Na verdade, pelo menos desde setembro de 2008 Bento XVI demonstra sua preocupação em promover o diálogo entre crentes e não crentes. Em sua viagem a Paris, em seu famoso discurso no Collège des Bernardins, ele já afirmara que “uma cultura meramente positivista que relegasse para o âmbito subjetivo, como não científica, a pergunta acerca de Deus, seria a capitulação da razão, a renúncia às suas possibilidades mais elevadas e, portanto, o descalabro do humanismo, cujas consequências não deixariam de ser graves”.
E voltou ao tema, de maneira mais assertiva, em dezembro de 2009, durante a apresentação de votos de Natal à Cúria Romana, quando disse: “Penso que a Igreja deveria também hoje abrir uma espécie de ‘átrio dos gentios’, onde os homens pudessem de qualquer modo agarrar-se a Deus, sem O conhecer e antes de terem encontrado o acesso ao seu mistério, a cujo serviço está a vida interna da Igreja. Ao diálogo com as religiões deve acrescentar-se hoje sobretudo o diálogo com aquelas pessoas para quem a religião é uma realidade estranha, para quem Deus é desconhecido, e contudo a sua vontade não é permanecer simplesmente sem Deus, mas aproximar-se d’Ele pelo menos como Desconhecido”.
Atendendo ao desejo do papa, o cardeal Gianfranco Ravasi, presidente do Conselho Pontifício para a Cultura, criou essa nova instituição permanente do Vaticano, o Átrio dos Gentios, destinada a promover intercâmbios e encontros entre crentes, agnósticos e ateus. Foi o que teve início em Paris – na Universidade de Sorbonne, no Instituto da França e na sede da Unesco.
Fechando o primeiro momento desse diálogo mais que necessário, realizou-se, na noite de 25 de março, uma festa no átrio da Catedral de Notre-Dame. Na oportunidade, a catedral foi aberta e todos foram convidados a participar de uma vigília de oração e meditação. Pouco antes, no telão que dominava a praça, apresentou-se a mensagem de Bento XVI, da qual coloco, a seguir, alguns dos trechos mais significativos:
A questão de Deus não é um perigo para a sociedade, não põe em perigo a vida humana. A questão de Deus não deve estar ausente das grandes interrogações do nosso tempo.
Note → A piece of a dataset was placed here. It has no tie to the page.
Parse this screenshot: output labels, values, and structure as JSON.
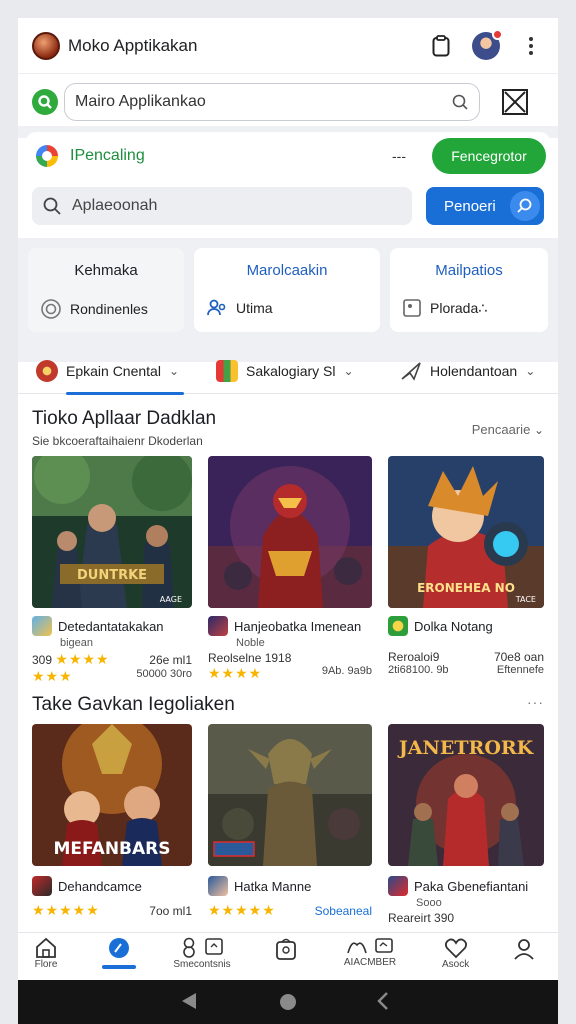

Queridos amigos, deveis construir pontes entre vós. Aproveitai a oportunidade que se apresenta para descobrir no mais profundo de vossas consciências, através de uma reflexão sólida e ordenada, os caminhos de um diálogo precursor e fecundo. Tendes muito que dizer uns aos outros. Não fecheis vossas consciências aos desafios e problemas que existem diante de vós.
Estou profundamente convencido de que o encontro entre a realidade da fé e da razão permite que o ser humano encontre a si mesmo. Mas muito frequentemente a razão se dobra à pressão dos interesses e à atração do vantajoso, obrigada a reconhecer isso como um critério último. A busca da verdade não é fácil. E se cada um está chamado a decidir-se com valentia pela verdade é porque não há atalhos para a felicidade e a beleza da vida plena. Jesus o disse no Evangelho: “A verdade os fará livres”.
As religiões não podem ter medo de uma laicidade justa, de uma laicidade aberta, que permita a cada um e a cada uma viver o que crê, de acordo com sua consciência. [...] Crentes e não crentes têm de sentir livres para ser o que são, iguais em seus direitos de viver sua vida pessoal e comunitária com fidelidade às suas convicções, e tem de ser irmãos entre si. Um motivo fundamental deste Átrio dos Gentios é promover essa fraternidade para além das convicções, mas sem negar as diferenças. E, ainda mais profundamente, reconhecendo que só Deus, em Cristo, liberta interiormente e nos permite reencontrar-nos na verdade como irmãos.